Il me faudrait bien du temps pour vous expliquer tous nos dogmes.

LE COMTE.

C’est déjà une grande présomption contre vous. Il vous faut de gros livres ; et à moi, il ne faut que quatre mots : Sers Dieu, sois juste.

L’ABBÉ.

Jamais notre religion n’a dit le contraire.

LE COMTE.

Je voudrais ne point trouver dans vos livres des idées contraires. Ces paroles cruelles : « Contrains-les d’entrer[1], » dont on abuse avec tant de barbarie ; et celles-ci : « Je suis venu apporter le glaive et non la paix[2] ; » et celles-là encore : « Que celui qui n’écoute pas l’Église soit regardé comme un païen, ou comme un receveur des deniers publics[3] ; » et cent maximes pareilles, effrayent le sens commun et l’humanité.

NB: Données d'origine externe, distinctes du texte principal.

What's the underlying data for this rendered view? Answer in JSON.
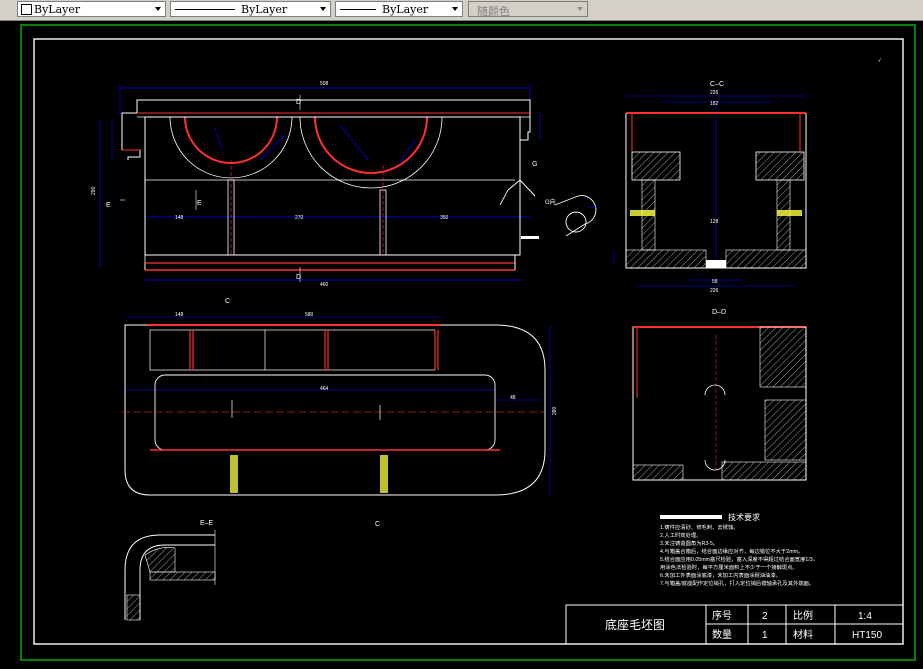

Y a-t-il rien de plus dur et de plus odieux que cet autre discours[4] : « Je leur parle en paraboles, afin qu’en voyant ils ne voient point, et qu’en écoutant ils n’entendent point » ? Est-ce ainsi que s’expliquent la sagesse et la bonté éternelle ?

Le Dieu de tout l’univers, qui se fait homme pour éclairer et pour favoriser tous les hommes, a-t-il pu dire[5] : « Je n’ai été envoyé qu’au troupeau d’Israël, » c’est-à-dire à un petit pays de trente lieues tout au plus ?

Est-il possible que ce Dieu, à qui l’on fait payer la capitation, ait dit que ses disciples ne devaient rien payer ; que les rois[6] « ne reçoivent des impôts que des étrangers, et que les enfants en sont exempts » ?

L’ABBÉ.

Ces discours, qui scandalisent, sont expliqués par des passages tout différents.

LE COMTE.

Juste ciel ? qu’est-ce qu’un Dieu qui a besoin de commentaire, et à qui l’on fait dire perpétuellement le pour et le contre ? Qu’est-ce qu’un législateur qui n’a rien écrit ? Qu’est-ce que quatre livres

  1. Luc, chap. XIV, v. 23. (Note de Voltaire.)
  2. Matthieu, chap. x, v. 34. (id.)
  3. Ibid., chap. xviii, v. 17. (Id.)
  4. Ibid., chap. xiii, v. 13. (Id.)
  5. Ibid., chap. xv, v. 24. (Id.)
  6. Ibid., chap. xvii, v. 24, 25, 26. (Id.)